Robert Manrique, sobrevivente do atentado que em 1987 matou 21 pessoas num centro comercial em Barcelona, foi um dos que aceitaram o desafio e diz mesmo que as famílias dos que foram fuzilados pelas forças franquistas “têm um sofrimento adicional” – “sofrem por abandono e por não terem podido enterrar os seus mortos”. Serão cerca de 150 mil os desaparecidos que continuam por sepultar.

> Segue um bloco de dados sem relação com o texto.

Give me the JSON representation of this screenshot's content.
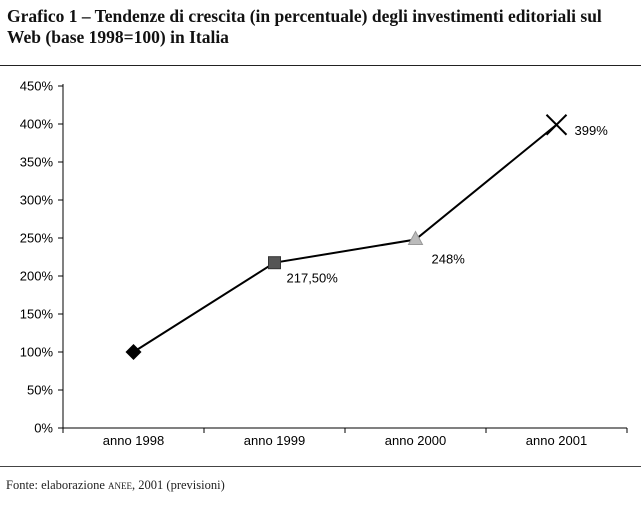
{
  "title": "Grafico 1 – Tendenze di crescita (in percentuale) degli investimenti editoriali sul Web (base 1998=100) in Italia",
  "source": {
    "prefix": "Fonte: elaborazione ",
    "org": "anee",
    "suffix": ", 2001 (previsioni)"
  },
  "chart_data": {
    "type": "line",
    "categories": [
      "anno 1998",
      "anno 1999",
      "anno 2000",
      "anno 2001"
    ],
    "series": [
      {
        "values": [
          100,
          217.5,
          248,
          399
        ],
        "data_labels": [
          "",
          "217,50%",
          "248%",
          "399%"
        ],
        "markers": [
          "diamond",
          "square",
          "triangle",
          "x"
        ],
        "marker_colors": [
          "#000000",
          "#555555",
          "#bbbbbb",
          "#000000"
        ]
      }
    ],
    "yticks": [
      "0%",
      "50%",
      "100%",
      "150%",
      "200%",
      "250%",
      "300%",
      "350%",
      "400%",
      "450%"
    ],
    "ylim": [
      0,
      450
    ],
    "grid": false,
    "legend": "none",
    "line_color": "#000000"
  }
}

O apelo de Garzón coincidiu com a visita a Espanha do relator especial da ONU para a promoção da verdade, justiça e reparação. A missão de Pablo de Greiff é a de averiguar que passos foram dados pelo Governo desde que, em Outubro, o grupo de peritos das Nações Unidas para os desaparecimentos forçados sublinhou que é obrigação do Estado espanhol investigar o que aconteceu às vítimas do franquismo, anular a lei da amnistia e julgar os autores dos crimes. Descobrir o paradeiro dos desaparecidos “não pode ser uma tarefa dos familiares, mas uma obrigação do Estado”, afirmaram os peritos que este ano vão apresentar um relatório ao Conselho de Direitos Humanos da ONU.